In the second half of my fellowship, I have a completely new project on my hands: supporting the use of a point-of-care CD4 diagnostic, the Alere Pima CD4 Analyzer. There are currently about 120 Pimas in-country and most of these are set up with USB modems and mobile network SIM cards that enable them to automatically transmit results to the Ministry of Health in Lilongwe, every day after testing. I kicked off this project for myself with a 7-day field trip the other week that had me driving around 6 districts in Southern Malawi, armed with boxes of modems, envelopes chock full of SIM cards and my notebook, to help troubleshoot instruments incapable of easily completing this essential reporting task.

I just said a lot, so let me try to zoom out a bit.

View of Chikwawa District from Thyolo escarpment at dusk.

Malawi has the 9th highest prevalence of HIV in the world, with 10.8% of the population currently living with the disease (CIA World Fact Book). This adds up to an estimated 1.1 million people. Which is a lot. Malawi is considered a resource limited country, and, as such, not every patient who tests positive for HIV is able to start ART treatment right away. Malawi does cover 69% of advanced HIV infections with ART (WHO, 2012), which isn’t too bad compared to other top-ten HIV prevalence countries. It does, however, still leave a lot of people without treatment and it’s a far cry from what Botswana and Namibia, as peer countries on this aspect, have achieved.

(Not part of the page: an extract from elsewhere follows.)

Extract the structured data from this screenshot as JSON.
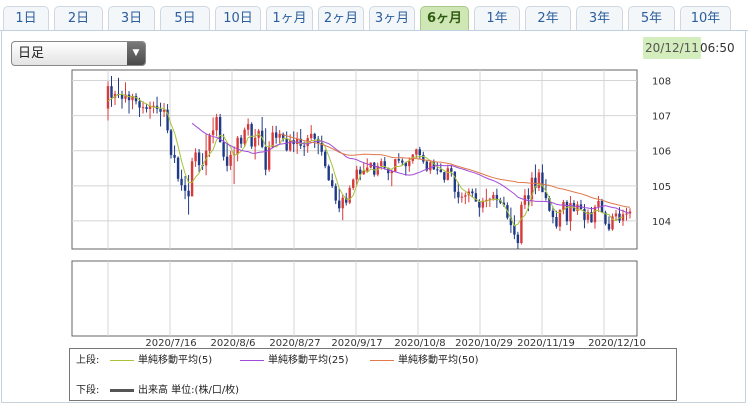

In addition to this, it’s also widely known that a high proportion of patients who receive a positive HIV diagnosis are not able to receive the follow-up tests they need to help them initiate treatment, monitor disease progression, and measure treatment efficacy, particularly in rural sites or other settings with limited diagnostics infrastructure (Malawi Point-of-Care Implementation Guidelines). This is where point-of-care (POC) comes into play. POC is a vocab word in this biz that, in one sense, means the whole diagnostic process—from collecting the patient sample to running the test to getting back the result—can all be done in one day, literally in front of the patient.

This sounds like it should be a straight forward solution, right? Yes and no.

A trained health care worker tries for a stronger mobile network signal on the Pima modem.holds up

Yes, it’s straight forward, on one hand. In the non-point-of-care scenario—very much the default, until recently—either the sample or the patient is obliged to travel to a laboratory, e.g. the district hospital. These, however, could be as far as 60 kilometers away and few people own vehicles or have access to public transport. At minimum, this adds days to turnaround times for test results and therefore requires patients to come back again to their local health center for care based on the diagnostic outcome. This is a problem for people who not only don’t live very close to their local health center, but who are also just plain busy, like all of us. Follow-up trips on top of follow-up trips to the health centers take time away from work, cooking and child care, and cost money. This is not ideal.

No, it’s not terribly straight forward. For POC devices to work in this resource limited context—and by “work” I mean function reliably across the whole nation, for years—they have to be designed very intelligently. The health care workers using them don’t have as much training as they would like, the health clinics in which they’ll live don’t have temperature controls or reliable electricity, and the supply chain to bring consumables and reagents is plagued by bad roads and broken-down vehicles. It’s not a trivial matter for a company like Alere to develop a diagnostic robust enough to succeed at scale in this setting. Oh, yeah, they also need to be inexpensive, so that deploying them to a hundred health facilities at a time can be feasible in the first place.

Not so straight forward.

Trained Pima end users in their laboratory. Phalula, Balaka.

But, boy, once they work, the potential for impact is enormous.

If all goes to plan, POC devices can significantly mitigate the need for costly and logistically difficult sample transport, absorb workload from over-burdened laboratory technicians, reduce patient loss-to-follow-up, and—perhaps most important—enable health workers to make treatment decisions faster.

Enter point-of-care CD4 diagnostics!

At the behest of the Ministry of Health, which has guidelines outlining how POC and CD4 diagnostics should be done, CHAI is helping to ensure that those guidelines are actually followed and that end-users in even the smallest health facilities in the remotest parts of the furthest districts have what they need to do so.

Bottom line is if everyone can’t start ART treatment immediately, smart prioritization is needed. The concentration of CD4 cells in the blood of an HIV-positive patient is one way to identify a patient in need of quick treatment, as per the Malawi MOH and WHO guidelines. This project seeks to close the gap between CD4 testing availability and ART availability. Whereas, previously, a patient could be literally walking around a health center stocked with ART and simply not know that they are eligible for treatment, now disease progression based on CD4 can be monitored with the Pima, allowing patients to initiate within days of being eligible.

With so many people in this country suffering from HIV/AIDS, directly or indirectly, this feels like a very worthwhile thing to be doing.